Circulation was established through these perforations and up the annulus. The well as killed successfully, when 13-ppg mud was circulated into the wellbore. A 150-ft cement plug was spotted across the drill pipe and the openhole section, Fig. 5.

Fig 5
 

Fig. 5. A 150-ft cement plug was inserted and tested after the well was killed successfully.

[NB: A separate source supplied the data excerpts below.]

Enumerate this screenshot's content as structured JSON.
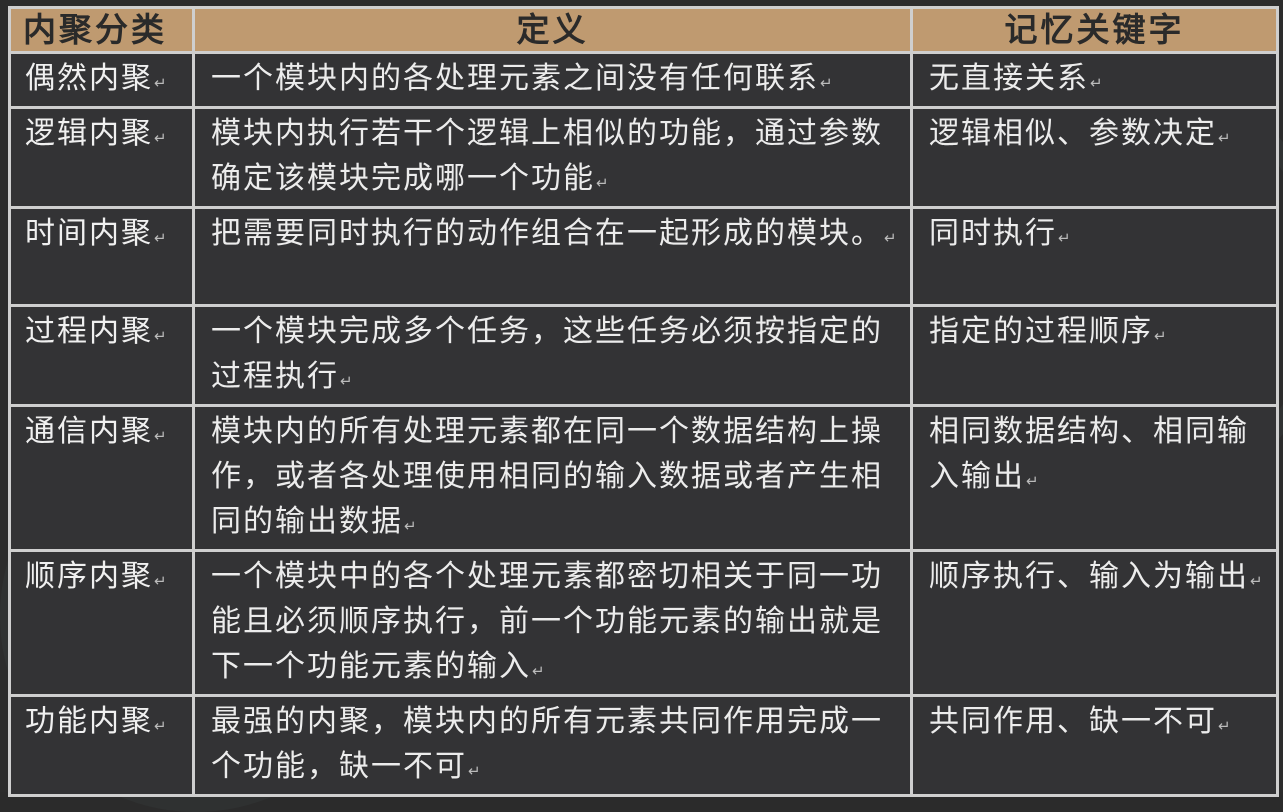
{
  "table": {
    "headers": {
      "category": "内聚分类",
      "definition": "定义",
      "keywords": "记忆关键字"
    },
    "rows": [
      {
        "category": "偶然内聚",
        "definition": "一个模块内的各处理元素之间没有任何联系",
        "keywords": "无直接关系"
      },
      {
        "category": "逻辑内聚",
        "definition": "模块内执行若干个逻辑上相似的功能，通过参数确定该模块完成哪一个功能",
        "keywords": "逻辑相似、参数决定"
      },
      {
        "category": "时间内聚",
        "definition": "把需要同时执行的动作组合在一起形成的模块。",
        "keywords": "同时执行"
      },
      {
        "category": "过程内聚",
        "definition": "一个模块完成多个任务，这些任务必须按指定的过程执行",
        "keywords": "指定的过程顺序"
      },
      {
        "category": "通信内聚",
        "definition": "模块内的所有处理元素都在同一个数据结构上操作，或者各处理使用相同的输入数据或者产生相同的输出数据",
        "keywords": "相同数据结构、相同输入输出"
      },
      {
        "category": "顺序内聚",
        "definition": "一个模块中的各个处理元素都密切相关于同一功能且必须顺序执行，前一个功能元素的输出就是下一个功能元素的输入",
        "keywords": "顺序执行、输入为输出"
      },
      {
        "category": "功能内聚",
        "definition": "最强的内聚，模块内的所有元素共同作用完成一个功能，缺一不可",
        "keywords": "共同作用、缺一不可"
      }
    ]
  },
  "paragraph_mark": "↵"
}
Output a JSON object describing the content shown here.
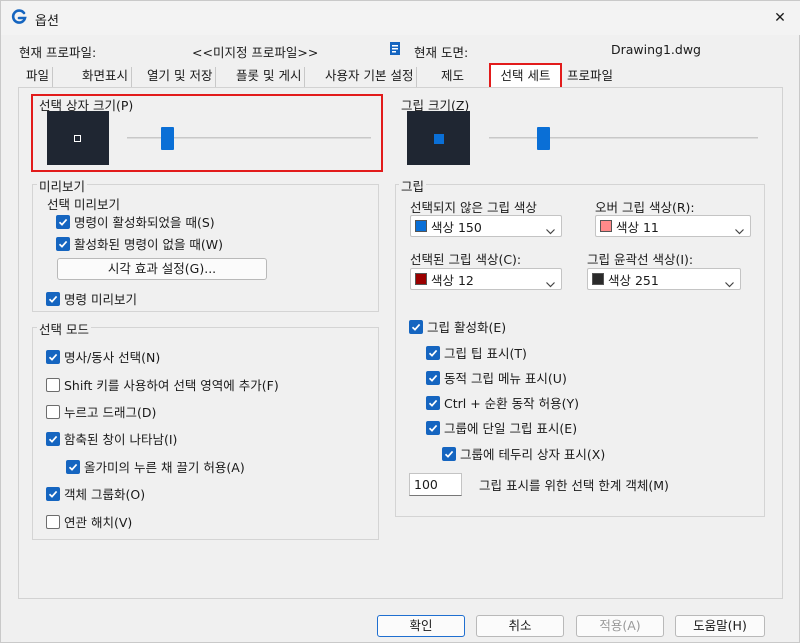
{
  "window": {
    "title": "옵션",
    "close_glyph": "✕"
  },
  "header": {
    "current_profile_label": "현재 프로파일:",
    "current_profile_value": "<<미지정 프로파일>>",
    "current_drawing_label": "현재 도면:",
    "current_drawing_value": "Drawing1.dwg"
  },
  "tabs": [
    "파일",
    "화면표시",
    "열기 및 저장",
    "플롯 및 게시",
    "사용자 기본 설정",
    "제도",
    "선택 세트",
    "프로파일"
  ],
  "active_tab": "선택 세트",
  "pickbox": {
    "title": "선택 상자 크기(P)",
    "slider_level": 0.27
  },
  "grip_size": {
    "title": "그립 크기(Z)",
    "slider_level": 0.27
  },
  "preview": {
    "title": "미리보기",
    "sub_title": "선택 미리보기",
    "items": [
      {
        "label": "명령이 활성화되었을 때(S)",
        "checked": true
      },
      {
        "label": "활성화된 명령이 없을 때(W)",
        "checked": true
      }
    ],
    "visual_button": "시각 효과 설정(G)...",
    "command_preview": {
      "label": "명령 미리보기",
      "checked": true
    }
  },
  "selection_mode": {
    "title": "선택 모드",
    "items": [
      {
        "label": "명사/동사 선택(N)",
        "checked": true
      },
      {
        "label": "Shift 키를 사용하여 선택 영역에 추가(F)",
        "checked": false
      },
      {
        "label": "누르고 드래그(D)",
        "checked": false
      },
      {
        "label": "함축된 창이 나타남(I)",
        "checked": true
      },
      {
        "label": "올가미의 누른 채 끌기 허용(A)",
        "checked": true
      },
      {
        "label": "객체 그룹화(O)",
        "checked": true
      },
      {
        "label": "연관 해치(V)",
        "checked": false
      }
    ]
  },
  "grips": {
    "title": "그립",
    "unselected_label": "선택되지 않은 그립 색상",
    "unselected_value": "색상 150",
    "unselected_color": "#0a6fd6",
    "hover_label": "오버 그립 색상(R):",
    "hover_value": "색상 11",
    "hover_color": "#ff8a8a",
    "selected_label": "선택된 그립 색상(C):",
    "selected_value": "색상 12",
    "selected_color": "#9b0000",
    "contour_label": "그립 윤곽선 색상(I):",
    "contour_value": "색상 251",
    "contour_color": "#2a2a2a",
    "checks": [
      {
        "label": "그립 활성화(E)",
        "checked": true
      },
      {
        "label": "그립 팁 표시(T)",
        "checked": true
      },
      {
        "label": "동적 그립 메뉴 표시(U)",
        "checked": true
      },
      {
        "label": "Ctrl + 순환 동작 허용(Y)",
        "checked": true
      },
      {
        "label": "그룹에 단일 그립 표시(E)",
        "checked": true
      },
      {
        "label": "그룹에 테두리 상자 표시(X)",
        "checked": true
      }
    ],
    "limit_value": "100",
    "limit_label": "그립 표시를 위한 선택 한계 객체(M)"
  },
  "buttons": {
    "ok": "확인",
    "cancel": "취소",
    "apply": "적용(A)",
    "help": "도움말(H)"
  },
  "colors": {
    "accent": "#1565c0",
    "highlight_red": "#e21b1b"
  }
}
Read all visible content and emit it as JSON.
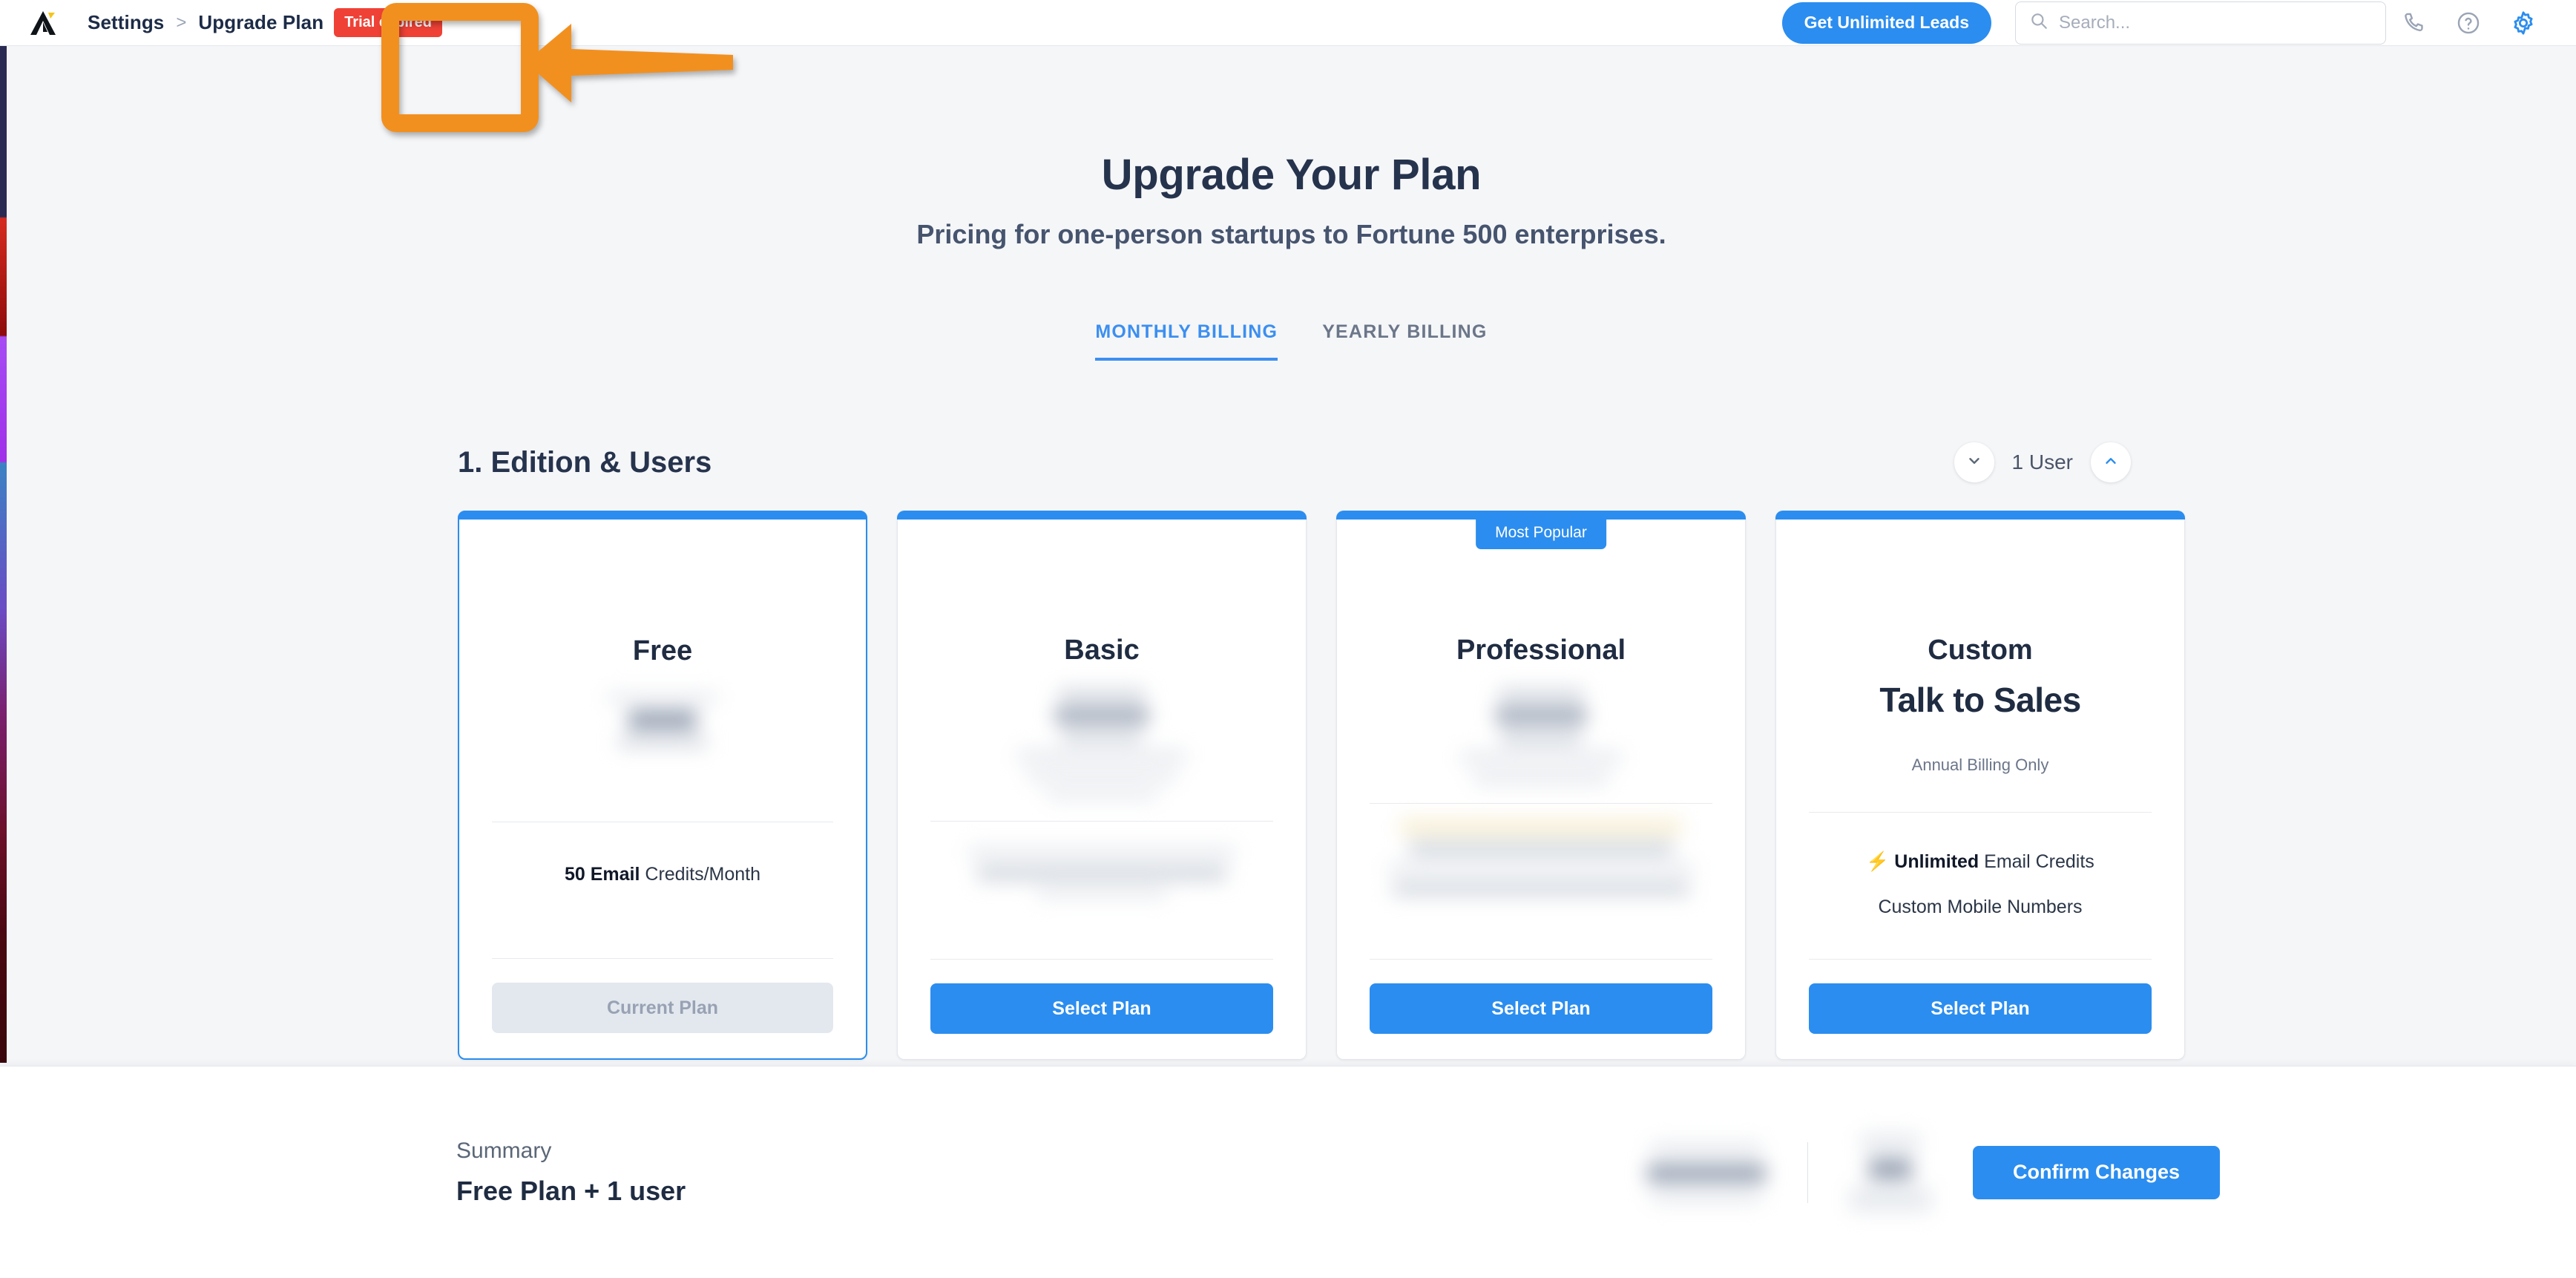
{
  "topbar": {
    "logo_name": "apollo-logo",
    "breadcrumb": [
      "Settings",
      "Upgrade Plan"
    ],
    "breadcrumb_separator": ">",
    "trial_badge": "Trial expired",
    "unlimited_leads_button": "Get Unlimited Leads",
    "search_placeholder": "Search...",
    "search_value": "",
    "icons": [
      "phone-icon",
      "help-icon",
      "gear-icon"
    ]
  },
  "main": {
    "title": "Upgrade Your Plan",
    "subtitle": "Pricing for one-person startups to Fortune 500 enterprises.",
    "tabs": [
      {
        "label": "MONTHLY BILLING",
        "active": true
      },
      {
        "label": "YEARLY BILLING",
        "active": false
      }
    ],
    "section_title": "1. Edition & Users",
    "user_stepper": {
      "decrement_icon": "chevron-down-icon",
      "value": "1 User",
      "increment_icon": "chevron-up-icon"
    },
    "plans": [
      {
        "name": "Free",
        "headline": "",
        "note": "",
        "badge": "",
        "selected": true,
        "price_censored": true,
        "features": [
          "50 Email Credits/Month"
        ],
        "features_censored": false,
        "cta_label": "Current Plan",
        "cta_state": "disabled"
      },
      {
        "name": "Basic",
        "headline": "",
        "note": "",
        "badge": "",
        "selected": false,
        "price_censored": true,
        "features": [],
        "features_censored": true,
        "cta_label": "Select Plan",
        "cta_state": "primary"
      },
      {
        "name": "Professional",
        "headline": "",
        "note": "",
        "badge": "Most Popular",
        "selected": false,
        "price_censored": true,
        "features": [],
        "features_censored": true,
        "cta_label": "Select Plan",
        "cta_state": "primary"
      },
      {
        "name": "Custom",
        "headline": "Talk to Sales",
        "note": "Annual Billing Only",
        "badge": "",
        "selected": false,
        "price_censored": false,
        "features": [
          "Unlimited Email Credits",
          "Custom Mobile Numbers"
        ],
        "features_censored": false,
        "cta_label": "Select Plan",
        "cta_state": "primary"
      }
    ]
  },
  "summary": {
    "label": "Summary",
    "value": "Free Plan + 1 user",
    "price_censored": true,
    "confirm_button": "Confirm Changes"
  },
  "annotation": {
    "type": "highlight-box-with-arrow",
    "target": "trial-expired-badge",
    "color": "#f2901f"
  },
  "colors": {
    "accent_blue": "#2b8def",
    "danger_red": "#ef4136",
    "annotation_orange": "#f2901f",
    "page_bg": "#f5f6f8"
  }
}
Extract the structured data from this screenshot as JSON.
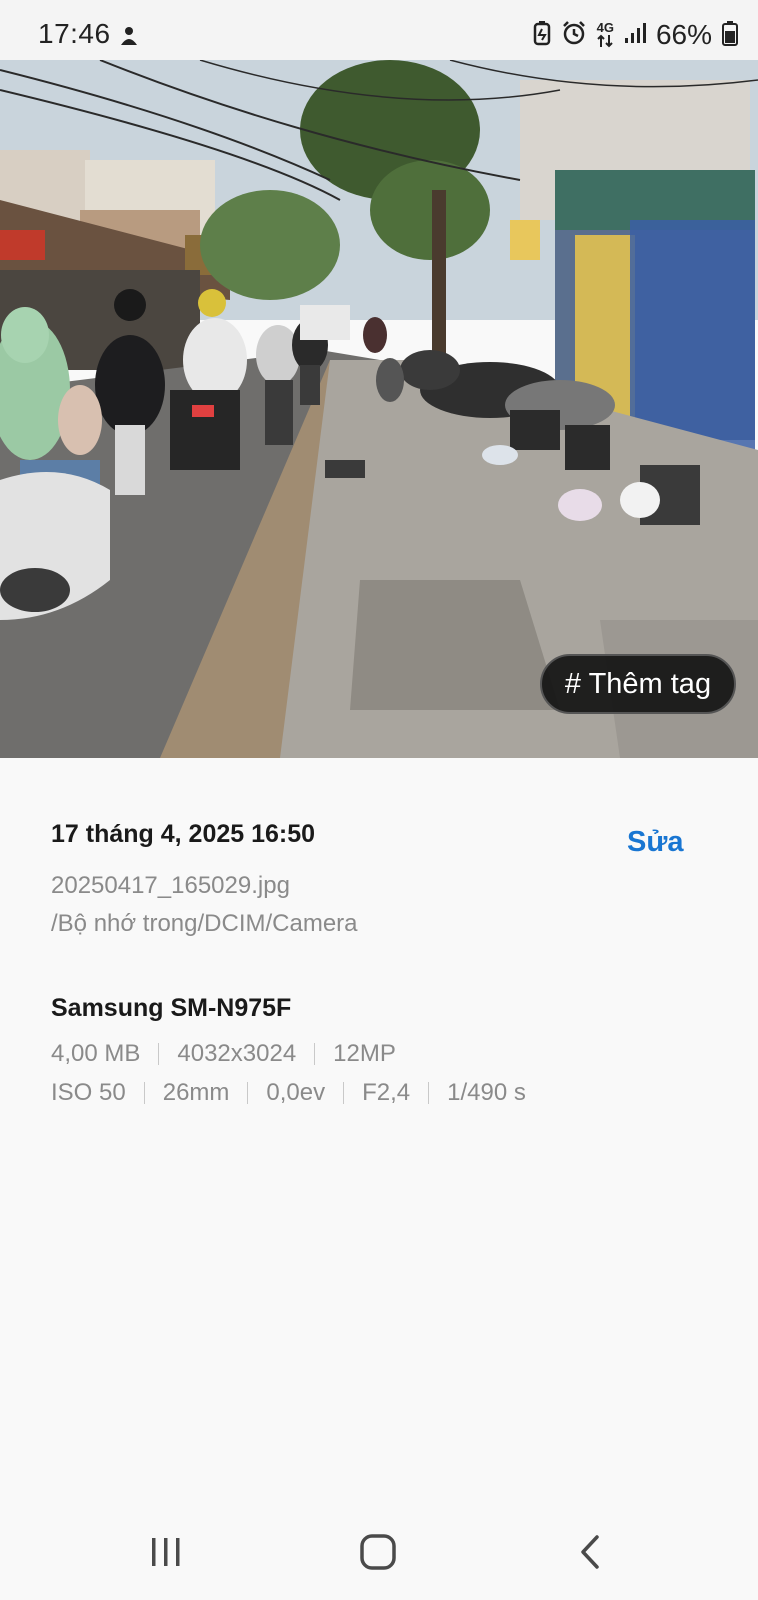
{
  "status": {
    "time": "17:46",
    "network": "4G",
    "battery": "66%",
    "icons": [
      "notification-icon",
      "battery-saver-icon",
      "alarm-icon",
      "data-arrows-icon",
      "signal-icon",
      "battery-icon"
    ]
  },
  "photo": {
    "subject": "street-scene",
    "tag_button": "# Thêm tag"
  },
  "details": {
    "date": "17 tháng 4, 2025 16:50",
    "edit": "Sửa",
    "filename": "20250417_165029.jpg",
    "path": "/Bộ nhớ trong/DCIM/Camera",
    "device": "Samsung SM-N975F",
    "size": "4,00 MB",
    "resolution": "4032x3024",
    "megapixels": "12MP",
    "iso": "ISO 50",
    "focal": "26mm",
    "ev": "0,0ev",
    "aperture": "F2,4",
    "shutter": "1/490 s"
  },
  "nav": {
    "icons": [
      "recent-apps-icon",
      "home-icon",
      "back-icon"
    ]
  },
  "colors": {
    "accent": "#1976d2",
    "background": "#f9f9f9",
    "secondary_text": "#8a8a8a"
  }
}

After the cement was pressure-tested, wireline was rigged up, and a jet cut was performed at 8,100 ft. This permanently abandoned the wellbore' lower, open-hole section. After confirming that the drill pipe was free, the 600k hydraulic snubbing unit was rigged down. A drilling rig was rigged up, and the work string and 8,100 ft of the original drillstring were tripped out of the hole. The drilling rig then commenced to sidetrack the well and drill to TD, Fig. 6.  WO

Fig 6
 

Fig. 6. The well was sidetracked to TD after the original drillstring was tripped out of the hole.


 

Nomenclature

 
 
  TD   total depth  
  BOP blowout preventer  
  TIW Texas Iron Works  
  BHA bottom hole assembly  
  psi pounds per square inch  
  ppg pounds per gallon  


THE AUTHORS

Foutz

Tyson Foutz is an engineer with Cudd Pressure Control. He has worked onshore and offshore, and has considerable experience in blowout and well control, corrosion, hot tap, conventional freezing, cryogenic freeze testing and field implementation, cryogenic freezing through multiple casing and cement layers, hydraulic snubbing, conventional and hydraulic rig assist snubbing, and offshore drillship, jackup and semisubmersible rig work. Mr. Foutz holds a BS degree in petroleum engineering from Colorado School of Mines. He has completed a variety of certification training including: IADC WellCAP, IADC Rig Pass, Well Control School MMS and IADC, HAZWOPER, Survival Training for Canadian Offshore and Cudd Well Control First Responder. He is a member of SPE and AADE, and resides in Edmond, Oklahoma.